The easiest solution I can think of to fix your eyes is to restart from a half sphere with a Mirror and a Subsurf modifiers. (Note that the Surbsurf must always be after the Mirror or you’ll get problems because the Subsurf “pulls the corners”.) You add a circle where you want the eye to be, you delete the faces behind the circle. You arrange the newly created orbit. I suppose you want it round, so you select all the edges around the hole and you use the Loop Tools add-on to make a circle of them. (I recommend this add-on which often produces better results than what Blender offers with the “To Circle” option. [SHIFT ALT S])

When your orbit is the way you want it to be, you look at the top of the screen to see the number of vertices. Use that number to redo a circle for the eyes. Having the same number of vertices for both the orbit and the circle makes things much easier to avoid the nasty Ngons. :wink: However, for the flat eyes of your robot, you can turn the circle into a single face, just don’t forget to set the shading to flat. (Select the face, [W] --> Flat shading.)

If you followed my instructions, that should give you something like this:


Now it’s up to you to reconnect the eye and the orbit the way you want. Note that you may need to rotate the circle a bit to align the edges with the orbit. I had to do it here. And, from there, for example, I did this:


I tuned the lights a bit and the Subsurf modifier did the rest.

The file to play with: miniman2.blend (474 KB)

It’s your file, do whatever you want with it.

Last note: I forgot to say that you will see violet edges in the new file. That’s a way to keep sharp edges despite the Subsurb modifier: You increase the Crease. [SHIFT E]. Another way (also used in this file) is called “to tighten the mesh”, i.e. you add a loop cut on one side or both sides from the edge that you want to make sharper. The closer the new loop cuts are, the sharper your edge will look like.

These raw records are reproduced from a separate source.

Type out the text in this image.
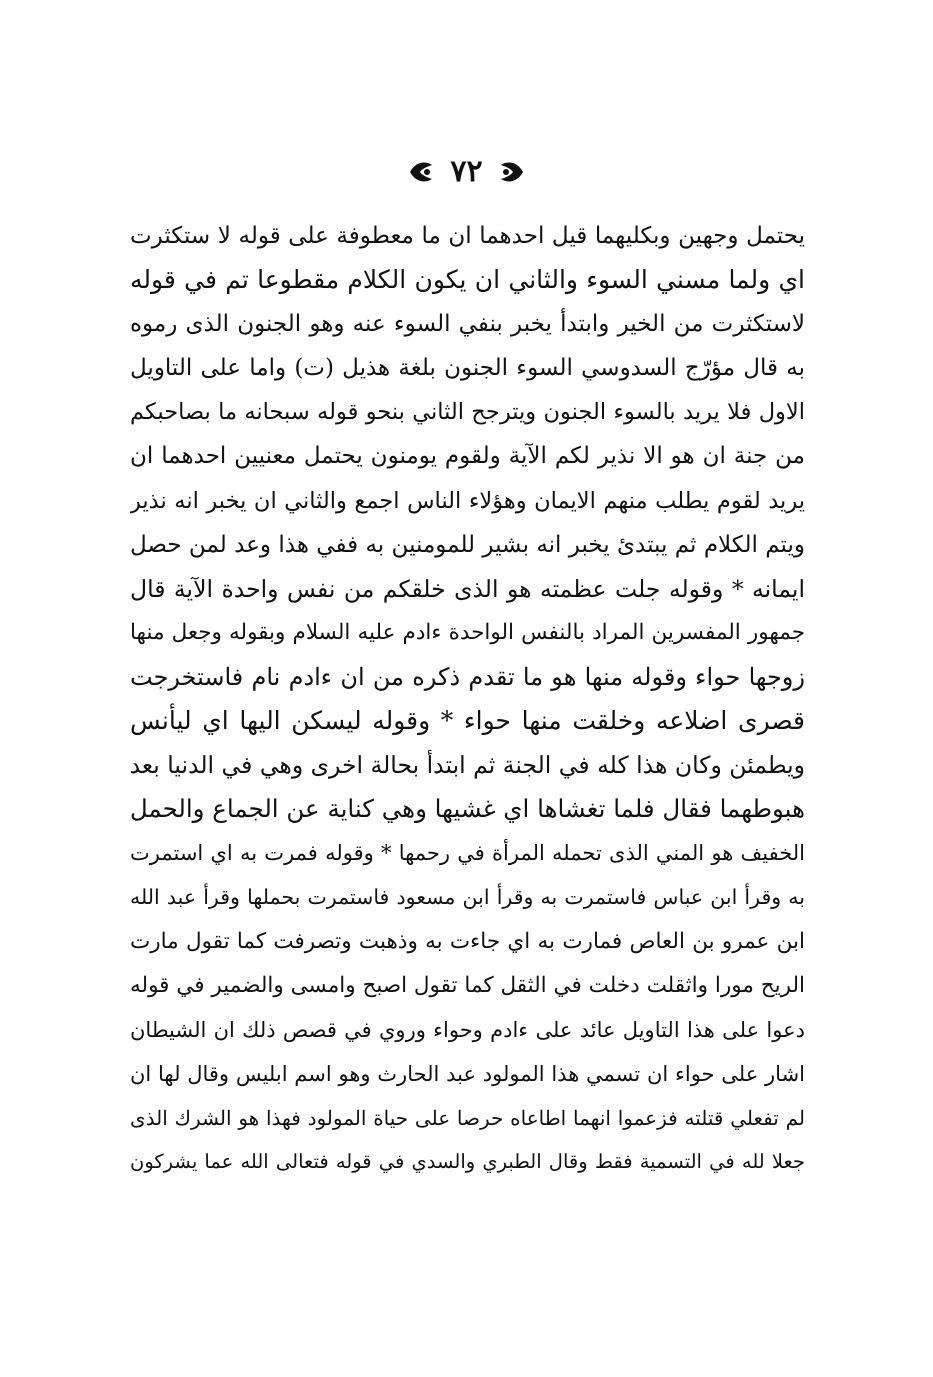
٧٢
يحتمل وجهين وبكليهما قيل احدهما ان ما معطوفة على قوله لا ستكثرت
اي ولما مسني السوء والثاني ان يكون الكلام مقطوعا تم في قوله
لاستكثرت من الخير وابتدأ يخبر بنفي السوء عنه وهو الجنون الذى رموه
به قال مؤرّج السدوسي السوء الجنون بلغة هذيل (ت) واما على التاويل
الاول فلا يريد بالسوء الجنون ويترجح الثاني بنحو قوله سبحانه ما بصاحبكم
من جنة ان هو الا نذير لكم الآية ولقوم يومنون يحتمل معنيين احدهما ان
يريد لقوم يطلب منهم الايمان وهؤلاء الناس اجمع والثاني ان يخبر انه نذير
ويتم الكلام ثم يبتدئ يخبر انه بشير للمومنين به ففي هذا وعد لمن حصل
ايمانه * وقوله جلت عظمته هو الذى خلقكم من نفس واحدة الآية قال
جمهور المفسرين المراد بالنفس الواحدة ءادم عليه السلام وبقوله وجعل منها
زوجها حواء وقوله منها هو ما تقدم ذكره من ان ءادم نام فاستخرجت
قصرى اضلاعه وخلقت منها حواء * وقوله ليسكن اليها اي ليأنس
ويطمئن وكان هذا كله في الجنة ثم ابتدأ بحالة اخرى وهي في الدنيا بعد
هبوطهما فقال فلما تغشاها اي غشيها وهي كناية عن الجماع والحمل
الخفيف هو المني الذى تحمله المرأة في رحمها * وقوله فمرت به اي استمرت
به وقرأ ابن عباس فاستمرت به وقرأ ابن مسعود فاستمرت بحملها وقرأ عبد الله
ابن عمرو بن العاص فمارت به اي جاءت به وذهبت وتصرفت كما تقول مارت
الريح مورا واثقلت دخلت في الثقل كما تقول اصبح وامسى والضمير في قوله
دعوا على هذا التاويل عائد على ءادم وحواء وروي في قصص ذلك ان الشيطان
اشار على حواء ان تسمي هذا المولود عبد الحارث وهو اسم ابليس وقال لها ان
لم تفعلي قتلته فزعموا انهما اطاعاه حرصا على حياة المولود فهذا هو الشرك الذى
جعلا لله في التسمية فقط وقال الطبري والسدي في قوله فتعالى الله عما يشركون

Thank you so much for the help you don’t understand how much I was able to learn and fix. I was able to fully fix up my robot head and now it is without the nasty ngons >.< but before you leave I was wandering how you achieved the smooth kind of curve shape around the eyes in your project I thought it was really cool.
Thank you,
Beginner Blender

That? I didn’t do much. I just selected all the edges around the hole of the orbit [ALT RightClick] and all the edges around the last of the concentric black rings [SHIFT ALT RightClick], then [CTRL E] --> Bridge Two Edge Loops. (For that, you need the same number of vertices/edges on both sides of the “bridge”.) I liked the result so I didn’t rotate the eyes. 2 more edge loops to tighten the mesh and the Subsurf modifier made the whole super-smooth. That’s all. :smiley:

So simple yet I would have never thought of it. Thank you so much for your help you can not believe how much I have learned from this. I didn’t even know loop tools existed. This will hopefully let me go on to do bigger and cooler things with Blender.